First idea: lasttimeihadapieceoffruit.com

Because honestly, I can't remember the last time I had a piece of fruit. There are dried up peaches in my Honey Bunches of Oats (with peaches!) but those, and the raisins I put on top in the morning, don't count. We're talking like, A WHOLE BANANA here. Or an APPLE. I eat fruit about as often as I go to the dentist, and I refuse to believe there's any sort of connection to those two facts and my several cavities. So this blog's going to be all about the other crappy shit I eat INSTEAD of stuff that's good for me. Let's take last night for example. "Oh, I was feeling like indulging my massive sweet tooth on this dismal Sunday evening of watching all three of my Netflix rentals twice, so I ventured outside my apartment for the first time of the day at 5:00pm to buy a sleeve of Oreos from the bodega across the street.
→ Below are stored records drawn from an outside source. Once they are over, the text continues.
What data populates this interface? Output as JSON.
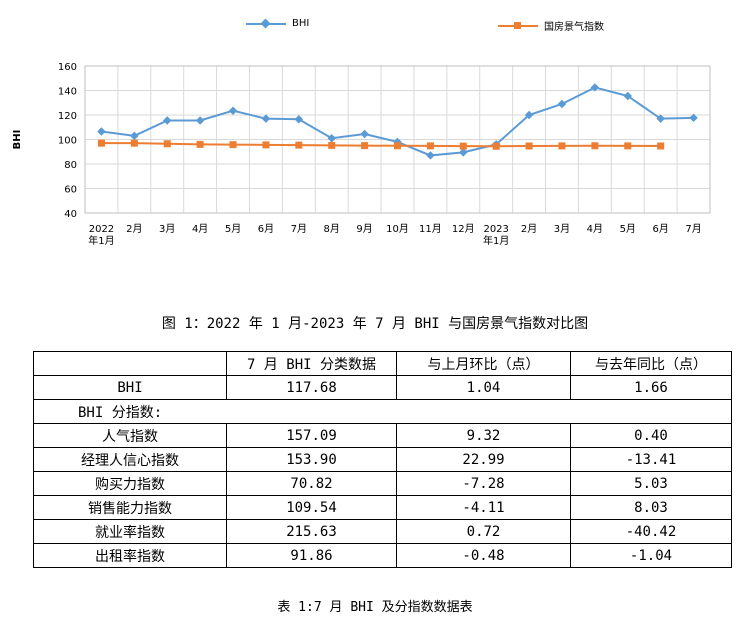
{
  "chart_data": {
    "type": "line",
    "categories": [
      "2022\n年1月",
      "2月",
      "3月",
      "4月",
      "5月",
      "6月",
      "7月",
      "8月",
      "9月",
      "10月",
      "11月",
      "12月",
      "2023\n年1月",
      "2月",
      "3月",
      "4月",
      "5月",
      "6月",
      "7月"
    ],
    "series": [
      {
        "name": "BHI",
        "color": "#5B9BD5",
        "marker": "diamond",
        "values": [
          106.5,
          103.0,
          115.5,
          115.5,
          123.5,
          117.0,
          116.5,
          101.0,
          104.5,
          98.0,
          87.0,
          89.5,
          96.0,
          120.0,
          129.0,
          142.5,
          135.5,
          117.0,
          117.7
        ]
      },
      {
        "name": "国房景气指数",
        "color": "#ED7D31",
        "marker": "square",
        "values": [
          97.0,
          97.0,
          96.5,
          96.0,
          95.8,
          95.6,
          95.4,
          95.2,
          95.0,
          94.9,
          94.8,
          94.6,
          94.5,
          94.7,
          94.8,
          94.9,
          94.8,
          94.7,
          null
        ]
      }
    ],
    "ylim": [
      40,
      160
    ],
    "yticks": [
      40,
      60,
      80,
      100,
      120,
      140,
      160
    ],
    "ylabel": "BHI",
    "grid": true,
    "legend": "top"
  },
  "figure_caption": "图 1：2022 年 1 月-2023 年 7 月 BHI 与国房景气指数对比图",
  "table": {
    "headers": [
      "",
      "7 月 BHI 分类数据",
      "与上月环比（点）",
      "与去年同比（点）"
    ],
    "bhi_row": [
      "BHI",
      "117.68",
      "1.04",
      "1.66"
    ],
    "sub_header": "BHI 分指数:",
    "rows": [
      [
        "人气指数",
        "157.09",
        "9.32",
        "0.40"
      ],
      [
        "经理人信心指数",
        "153.90",
        "22.99",
        "-13.41"
      ],
      [
        "购买力指数",
        "70.82",
        "-7.28",
        "5.03"
      ],
      [
        "销售能力指数",
        "109.54",
        "-4.11",
        "8.03"
      ],
      [
        "就业率指数",
        "215.63",
        "0.72",
        "-40.42"
      ],
      [
        "出租率指数",
        "91.86",
        "-0.48",
        "-1.04"
      ]
    ]
  },
  "table_caption": "表 1:7 月 BHI 及分指数数据表"
}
That not being substantial enough for a proper meal, I supplemented the delightful treat with a dollop of (all-natural) peanut butter for each cookie while complimenting it with a robust IPA from Troeg's brewery." Something like that. Run with it! Many, many more brilliant ideas are coming in the months ahead. Our cadre of painkillers was surprisingly never confiscated, and was also hidden in the same subcellar/escape tunnel as our "new ideas" binders. We've got a stash! Superimportant rises again!